Why this occurs is likely a function of two inter-related factors.  First, cell-phone only, Spanish speaking, lower socio-economic status Latinos who are the most Democratic of all Latinos voters are the most difficult (and costly) voters to include in a poll.  Thus, as addressed elsewhere on the Latino Decisions blog, even if polls include both Spanish language and non-landline sampling frames, they are unlikely to capture a representative cross-section of Latino voters and instead, are likely to over-sample more English speaking, higher income, and Republican leaning Latinos.

Second, screens used by polling firms to determine which registered voters are likely to actually turnout may systematically exclude Latino voters because of their demographics or prior voting records.  There is ample reason to suggest that this occurred in Nevada in 2012.  For instance, an analysis of the final pre-election voter registration file for Clark County (home to 68% of Nevada’s registered voters) conducted by the Ramirez Group, a Las Vegas consulting firm, found an astounding 37% increase in registered voters with Latino surnames between March and October.  Many of these registrants were young, first time voters; the exact type of voters who would be excluded from a likely voter frame.

More importantly, it appears that many voters who pollsters presumed to be marginal voters did in fact vote.  Specifically, an analysis of early voting turnout in Clark County by political analyst Jon Ralston found that half of the 26,000 Democrats who registered after June 1st voted early, as did 40% of Democratic voters who had never voted before. Ralston’s analysis also revealed that Democrats turned out roughly two-thirds of the 20,000 voters from the inactive voting list during early voting.

To be sure, there are pollsters that work in Nevada who generate consistently reliable results.  Most notably, Mark Mellman, who worked for Reid in 2010 and was Berkley’s 2012 pollster, and Republican Glen Bolger, whose last publicly released Nevada poll was in September, are widely respected on both sides of the aisle.[1]  As for other pollsters, until they are able to demonstrate a consistent record of accurately projecting both the composition and the preferences of the Nevada electorate, their results should be viewed with a healthy dose of skepticism.

David F. Damore is an Associate Professor of Political Science at the University of Nevada, Las Vegas and an expert in Nevada politics.

The commentary of this article reflects the views of the author and do not necessarily reflect the views of Latino Decisions.
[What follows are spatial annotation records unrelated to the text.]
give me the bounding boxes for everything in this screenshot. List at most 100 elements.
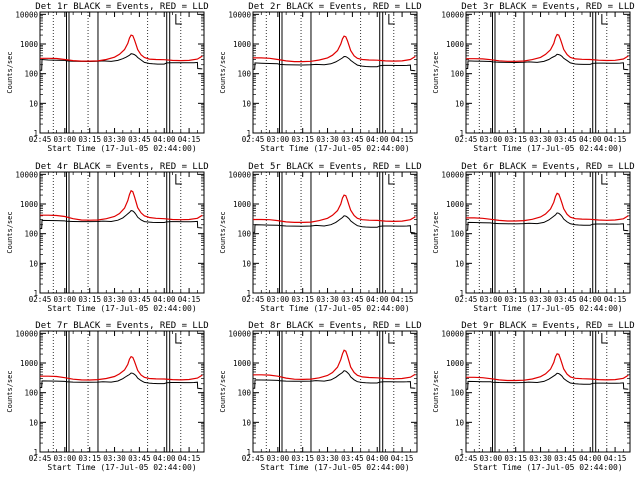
y-tick-label: 1000 <box>446 359 465 368</box>
x-tick-label: 03:00 <box>267 295 290 304</box>
series-events <box>253 55 416 72</box>
x-tick-label: 03:00 <box>54 295 77 304</box>
x-axis-label: Start Time (17-Jul-05 02:44:00) <box>47 144 196 153</box>
bracket-mark <box>601 174 608 185</box>
plot-frame <box>39 330 205 453</box>
bracket-mark <box>175 333 182 344</box>
y-tick-label: 1 <box>459 129 464 138</box>
y-tick-label: 1 <box>33 129 38 138</box>
x-tick-label: 03:00 <box>54 454 77 463</box>
x-tick-label: 03:30 <box>529 135 552 144</box>
series-lld <box>253 194 416 223</box>
y-tick-label: 100 <box>24 230 38 239</box>
y-tick-label: 1 <box>459 448 464 457</box>
y-tick-label: 1000 <box>20 359 39 368</box>
y-tick-label: 100 <box>237 70 251 79</box>
series-lld <box>253 349 416 381</box>
x-tick-label: 04:15 <box>604 135 627 144</box>
y-axis-label: Counts/sec <box>219 51 227 93</box>
series-events <box>466 372 629 390</box>
y-tick-label: 10 <box>455 418 465 427</box>
panel-grid: Det 1r BLACK = Events, RED = LLD11010010… <box>6 2 635 472</box>
x-axis-label: Start Time (17-Jul-05 02:44:00) <box>473 304 622 313</box>
y-tick-label: 1 <box>246 448 251 457</box>
y-tick-label: 100 <box>450 70 464 79</box>
y-tick-label: 1000 <box>20 200 39 209</box>
y-tick-label: 10000 <box>228 329 251 338</box>
panel-title: Det 3r BLACK = Events, RED = LLD <box>461 2 634 12</box>
y-tick-label: 10 <box>242 259 252 268</box>
x-tick-label: 03:45 <box>554 135 577 144</box>
y-tick-label: 1 <box>33 289 38 298</box>
plot-frame <box>39 11 205 134</box>
x-axis-label: Start Time (17-Jul-05 02:44:00) <box>473 144 622 153</box>
y-tick-label: 10 <box>29 259 39 268</box>
x-tick-label: 02:45 <box>242 295 265 304</box>
y-tick-label: 10000 <box>441 170 464 179</box>
panel-det-1: Det 1r BLACK = Events, RED = LLD 1 10 100 10… <box>6 2 209 153</box>
plot-frame <box>39 171 205 294</box>
panel-title: Det 4r BLACK = Events, RED = LLD <box>35 162 208 172</box>
x-tick-label: 04:00 <box>153 295 176 304</box>
y-tick-label: 1000 <box>446 200 465 209</box>
x-tick-label: 03:45 <box>128 295 151 304</box>
x-tick-label: 03:15 <box>78 295 101 304</box>
x-tick-label: 03:45 <box>128 454 151 463</box>
series-events <box>466 53 629 71</box>
plot-frame <box>465 330 631 453</box>
x-tick-label: 03:15 <box>291 295 314 304</box>
x-tick-label: 04:15 <box>178 454 201 463</box>
bracket-mark <box>601 333 608 344</box>
x-tick-label: 03:30 <box>103 454 126 463</box>
x-axis-label: Start Time (17-Jul-05 02:44:00) <box>260 304 409 313</box>
panel-det-7: Det 7r BLACK = Events, RED = LLD 1 10 100 10… <box>6 321 209 472</box>
x-tick-label: 03:30 <box>529 454 552 463</box>
series-events <box>40 210 203 229</box>
x-tick-label: 04:00 <box>153 454 176 463</box>
x-tick-label: 03:45 <box>341 454 364 463</box>
x-tick-label: 02:45 <box>242 135 265 144</box>
x-tick-label: 03:15 <box>291 135 314 144</box>
y-tick-label: 10000 <box>228 170 251 179</box>
y-tick-label: 1000 <box>233 200 252 209</box>
x-tick-label: 02:45 <box>29 454 52 463</box>
x-tick-label: 04:15 <box>391 295 414 304</box>
x-tick-label: 03:45 <box>341 295 364 304</box>
series-events <box>253 370 416 389</box>
series-lld <box>40 189 203 221</box>
series-events <box>40 53 203 71</box>
plot-frame <box>465 11 631 134</box>
x-tick-label: 04:00 <box>579 135 602 144</box>
x-tick-label: 03:30 <box>316 135 339 144</box>
y-tick-label: 10000 <box>441 10 464 19</box>
x-axis-label: Start Time (17-Jul-05 02:44:00) <box>260 463 409 472</box>
x-tick-label: 03:30 <box>529 295 552 304</box>
x-tick-label: 04:00 <box>579 454 602 463</box>
series-lld <box>253 35 416 63</box>
bracket-mark <box>388 174 395 185</box>
y-tick-label: 100 <box>24 70 38 79</box>
panel-title: Det 5r BLACK = Events, RED = LLD <box>248 162 421 172</box>
panel-title: Det 8r BLACK = Events, RED = LLD <box>248 321 421 331</box>
y-axis-label: Counts/sec <box>432 370 440 412</box>
x-tick-label: 03:30 <box>103 295 126 304</box>
x-tick-label: 02:45 <box>29 295 52 304</box>
x-tick-label: 04:15 <box>178 295 201 304</box>
x-tick-label: 02:45 <box>455 135 478 144</box>
x-tick-label: 03:00 <box>480 135 503 144</box>
series-lld <box>466 192 629 222</box>
x-axis-label: Start Time (17-Jul-05 02:44:00) <box>260 144 409 153</box>
y-tick-label: 1 <box>459 289 464 298</box>
x-tick-label: 03:15 <box>504 295 527 304</box>
y-tick-label: 10000 <box>15 10 38 19</box>
x-tick-label: 02:45 <box>455 454 478 463</box>
x-tick-label: 03:00 <box>267 454 290 463</box>
y-tick-label: 100 <box>450 230 464 239</box>
series-lld <box>466 33 629 62</box>
x-tick-label: 03:15 <box>291 454 314 463</box>
x-tick-label: 02:45 <box>29 135 52 144</box>
y-axis-label: Counts/sec <box>6 51 14 93</box>
x-tick-label: 04:15 <box>178 135 201 144</box>
x-tick-label: 03:15 <box>504 454 527 463</box>
y-tick-label: 10 <box>455 99 465 108</box>
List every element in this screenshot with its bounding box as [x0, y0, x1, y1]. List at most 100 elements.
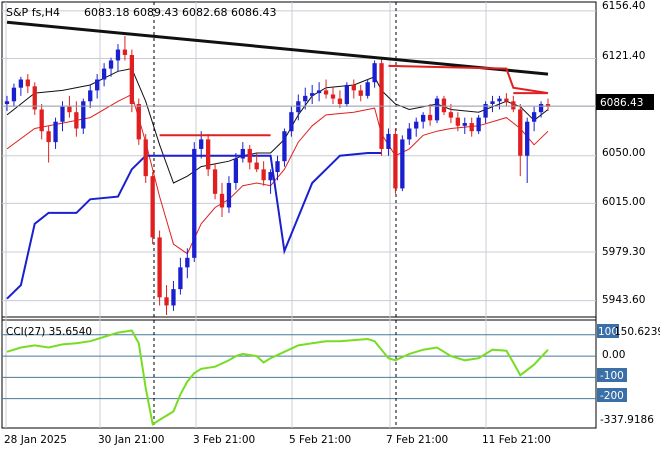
overlay-lines	[6, 20, 549, 137]
candle-27	[192, 142, 197, 262]
candle-body	[407, 128, 412, 140]
cci-max: 150.6239	[614, 326, 660, 338]
candle-4	[32, 82, 37, 115]
candle-body	[531, 112, 537, 122]
candle-18	[129, 49, 134, 113]
candle-body	[344, 84, 350, 105]
candle-body	[303, 95, 308, 102]
candle-16	[115, 44, 121, 72]
candle-body	[337, 98, 343, 105]
time-tick-2: 3 Feb 21:00	[193, 434, 255, 446]
candle-body	[115, 49, 121, 61]
candle-body	[518, 109, 523, 156]
candle-47	[330, 87, 336, 105]
time-tick-3: 5 Feb 21:00	[289, 434, 351, 446]
candle-body	[296, 101, 301, 113]
candle-64	[448, 104, 454, 124]
candle-75	[525, 117, 530, 183]
price-tick-4: 6015.00	[602, 196, 645, 208]
candle-22	[157, 230, 162, 306]
candle-body	[74, 112, 79, 129]
candle-15	[108, 57, 114, 77]
candle-2	[18, 76, 24, 96]
candle-body	[39, 109, 44, 132]
candle-body	[25, 79, 30, 87]
candle-body	[46, 131, 51, 143]
candle-body	[414, 121, 419, 129]
trendline	[6, 20, 549, 76]
candle-52	[365, 79, 370, 99]
candle-body	[185, 257, 190, 268]
cci-100-box	[597, 324, 619, 338]
candle-10	[74, 101, 79, 137]
cci-line-group	[6, 329, 549, 426]
time-axis: 28 Jan 2025 30 Jan 21:00 3 Feb 21:00 5 F…	[4, 434, 551, 446]
candle-body	[462, 123, 467, 126]
candles	[4, 35, 551, 315]
candle-body	[212, 169, 218, 194]
candle-7	[53, 117, 58, 149]
candle-24	[171, 280, 176, 311]
cci-level-minus100: -100	[600, 370, 624, 382]
candle-54	[379, 57, 384, 156]
candle-71	[497, 95, 502, 110]
price-tick-3: 6050.00	[602, 147, 645, 159]
cci-label: CCI(27) 35.6540	[6, 326, 92, 338]
candle-78	[545, 98, 551, 111]
candle-body	[67, 106, 72, 113]
candle-32	[226, 176, 232, 213]
candle-body	[192, 148, 197, 258]
candle-body	[261, 169, 266, 181]
chart-frame	[1, 1, 597, 429]
candle-body	[254, 162, 259, 170]
candle-body	[525, 121, 530, 156]
candle-body	[143, 139, 148, 177]
candle-1	[11, 83, 17, 107]
candle-6	[46, 125, 51, 163]
candle-body	[95, 79, 100, 91]
candle-12	[88, 84, 93, 109]
candle-40	[282, 128, 287, 167]
candle-14	[101, 63, 107, 87]
candle-3	[25, 74, 30, 94]
candle-60	[421, 112, 426, 129]
candle-body	[310, 93, 315, 96]
candle-body	[372, 63, 377, 83]
candle-44	[310, 84, 315, 105]
candle-body	[330, 94, 336, 99]
candle-41	[289, 106, 294, 137]
cci-minus100-box	[597, 368, 627, 382]
candle-body	[316, 90, 322, 94]
candle-0	[4, 95, 10, 111]
candle-body	[282, 131, 287, 162]
candle-69	[483, 101, 488, 124]
candle-body	[393, 133, 398, 189]
ohlc-label: 6083.18 6089.43 6082.68 6086.43	[84, 6, 276, 19]
price-tick-5: 5979.30	[602, 246, 645, 258]
current-price-tag: 6086.43	[600, 97, 643, 109]
candle-body	[164, 297, 169, 306]
indicator-bands	[6, 68, 549, 300]
candle-body	[434, 98, 440, 121]
candle-17	[122, 35, 128, 61]
candle-body	[476, 117, 481, 132]
cci-level-lines	[2, 334, 596, 400]
candle-body	[60, 106, 65, 122]
price-tick-1: 6121.40	[602, 50, 645, 62]
time-tick-5: 11 Feb 21:00	[482, 434, 551, 446]
candle-body	[101, 68, 107, 80]
candle-13	[95, 74, 100, 99]
candle-body	[289, 112, 294, 132]
candle-55	[386, 128, 391, 156]
candle-63	[441, 95, 447, 115]
candle-72	[504, 93, 509, 107]
candle-53	[372, 60, 377, 88]
price-axis: 6156.40 6121.40 6086.43 6050.00 6015.00 …	[596, 0, 654, 306]
candle-body	[171, 289, 176, 306]
candle-58	[407, 123, 412, 145]
cci-axis: 100 150.6239 0.00 -100 -200 -337.9186	[597, 324, 660, 426]
symbol-label: S&P fs,H4	[6, 6, 60, 19]
candle-body	[538, 104, 544, 113]
candle-body	[358, 90, 363, 96]
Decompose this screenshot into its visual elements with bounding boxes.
Latino Decisions and Pacific Market Research, LLC make no representations about the accuracy of the content of the article.


[1] To counter the narrative that Berkley was losing badly, Mellman released a poll one month out showing Berkley up 41 to 38.  Subsequent tracking, however, consistently showed Berkley trailing by 1%; the eventual margin.   Berkley, thus, was likely one of the few candidates done in by the negative advertising from both Heller and various outside groups, which relentlessly highlighted her on-going ethics investigation.  Note that Heller received 5,967 fewer votes than Romney, while Berkley ran 84,492 votes behind Obama.  Relative to the presidential race, none of above voting increased by nearly 40,000, as did the minor party vote.  In the waning days of the campaign and knowing that Romney had little chance in Nevada, Heller was quick to tout his support among Obama/Heller voters.  However, it appears that the more likely difference makers were Obama/NOTA voters.  Ironically, Republican operatives had sued to have the “none of these candidates” option removed from the ballot on the grounds that it disenfranchised voters because “none” could not win.  A District Court Judge who graduated from Brigham Young University with Mitt Romney agreed, but his decision way stayed by the Ninth Circuit on appeal by the Democratic Secretary of State, Ross Miller who may have been the Democratic Senate candidate had Berkley opted not to run.